If you only plan to read code (not run it), skip to Codebase tour instead.

Prerequisites

  • Linux (Ubuntu 22.04+ tested). macOS works for editing but not for running the profiler / bench (those need an NVIDIA GPU).
  • Docker (for the simplest path) or the bare-metal vLLM installer if you can't use Docker.
  • ~5 GB free disk for the simulator container, ~10 GB additional if you'll also profile or bench.
  • A GitHub account (for the eventual PR).

You do not need a GPU just to run the simulator. The bundled RTXPRO6000 / H100 profile bundles let you simulate without hardware.

1. Clone with submodules

ASTRA-Sim lives as a git submodule. Always clone with --recurse-submodules:

git clone --recurse-submodules https://github.com/casys-kaist/LLMServingSim.git
cd LLMServingSim

If you already cloned without submodules:

git submodule update --init --recursive

2. Pick your container

Two containers, one per role:

ContainerImageWhen you need it
scripts/docker-sim.shastrasim/tutorial-micro2024 + Python depsRunning the simulator. Always.
scripts/docker-vllm.shvllm/vllm-openai:v0.19.0Profiling new hardware, running the bench, generating workloads from ShareGPT. Only if you touch those.

For most contributor work (scheduler, memory model, trace generator, configs), the sim container is all you need:

./scripts/docker-sim.sh

This drops you into a shell at /app/LLMServingSim with all Python deps installed. The repo root is bind-mounted, so edits on your host are immediately visible inside.

3. Build ASTRA-Sim and Chakra

Inside the sim container, on first run:

./scripts/compile.sh

This compiles ASTRA-Sim's analytical backend (used by the simulator) and installs the Chakra trace converter. Takes a few minutes the first time, ~30 seconds on incremental rebuilds. Rerun whenever you touch astra-sim/ C++ sources.

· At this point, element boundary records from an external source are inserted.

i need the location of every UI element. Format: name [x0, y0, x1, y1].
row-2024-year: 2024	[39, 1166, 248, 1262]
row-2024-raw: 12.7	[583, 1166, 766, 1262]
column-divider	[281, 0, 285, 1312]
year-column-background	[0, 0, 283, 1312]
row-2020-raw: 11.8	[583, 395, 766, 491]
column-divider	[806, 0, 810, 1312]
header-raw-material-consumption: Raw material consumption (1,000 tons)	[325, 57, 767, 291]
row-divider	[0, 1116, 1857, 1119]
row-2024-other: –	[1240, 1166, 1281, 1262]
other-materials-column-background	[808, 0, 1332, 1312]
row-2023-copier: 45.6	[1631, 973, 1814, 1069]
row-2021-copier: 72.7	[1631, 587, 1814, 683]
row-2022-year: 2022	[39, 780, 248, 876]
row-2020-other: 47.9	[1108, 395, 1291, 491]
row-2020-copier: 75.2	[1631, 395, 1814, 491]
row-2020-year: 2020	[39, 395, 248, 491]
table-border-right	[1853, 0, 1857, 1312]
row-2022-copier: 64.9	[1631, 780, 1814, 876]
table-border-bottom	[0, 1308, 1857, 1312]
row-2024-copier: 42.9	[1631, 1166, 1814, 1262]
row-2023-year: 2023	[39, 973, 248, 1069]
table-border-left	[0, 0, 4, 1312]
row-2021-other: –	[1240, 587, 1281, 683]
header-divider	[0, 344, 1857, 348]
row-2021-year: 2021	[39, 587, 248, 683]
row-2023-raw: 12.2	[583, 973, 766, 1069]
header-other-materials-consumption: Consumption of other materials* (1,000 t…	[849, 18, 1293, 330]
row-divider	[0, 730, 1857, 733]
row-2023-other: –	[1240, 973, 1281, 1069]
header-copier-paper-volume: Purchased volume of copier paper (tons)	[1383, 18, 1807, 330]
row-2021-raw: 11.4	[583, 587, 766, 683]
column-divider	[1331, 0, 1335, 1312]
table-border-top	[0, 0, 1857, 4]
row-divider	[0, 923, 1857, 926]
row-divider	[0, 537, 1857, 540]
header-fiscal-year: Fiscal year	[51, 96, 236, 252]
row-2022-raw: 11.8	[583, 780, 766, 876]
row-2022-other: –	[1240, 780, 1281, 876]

If the compile fails with a missing dependency, the most common cause is the submodule not being checked out. Rerun git submodule update --init --recursive from the host and try again.

4. Smoke run

The fastest "is everything working?" check is the bundled single-instance trace:

python -m serving \
--cluster-config configs/cluster/single_node_single_instance.json \
--dataset workloads/example_trace.jsonl \
--output outputs/onboarding_smoke.csv \
--num-reqs 10

What you should see:

  • A few seconds of throughput log lines (step=N batch=K prompt_t=… decode_t=…).
  • A summary line at the end with totals (Finished N requests).
  • outputs/onboarding_smoke.csv containing one row per request.

If you got that, the simulator is working. If you got an error, see Troubleshooting.

5. Make a real change

Time to actually edit something. A safe first edit: bump the default log interval so you can see throughput updates more often.

Open serving/__main__.py and find the --log-interval arg (it defaults to 1.0). Change the default to 0.5, save, and rerun the smoke command from step 4. You should see twice as many throughput log lines.

Revert the change (git checkout serving/__main__.py) when you're done playing.

6. Read the next pages

You're now set up. Before opening a PR, please skim:

Common setup gotchas

  1. --recurse-submodules forgotten → ASTRA-Sim is missing, compile.sh fails immediately. Rerun git submodule update --init --recursive.
  2. Wrong container for the task → profiler / bench scripts will complain about missing CUDA or vLLM. Switch to scripts/docker-vllm.sh.
  3. Edits not visible inside the container → check that your edit landed under the cloned repo dir (the container mounts the repo root, not your full home directory).
  4. Python version mismatch → both containers ship the right Python; don't try to install your own. If you must run bare-metal, scripts/install-vllm.sh handles the vLLM side.
  5. docker-sim.sh says container exists → either reattach (docker exec -it servingsim_docker bash) or remove (docker rm -f servingsim_docker) before rerunning.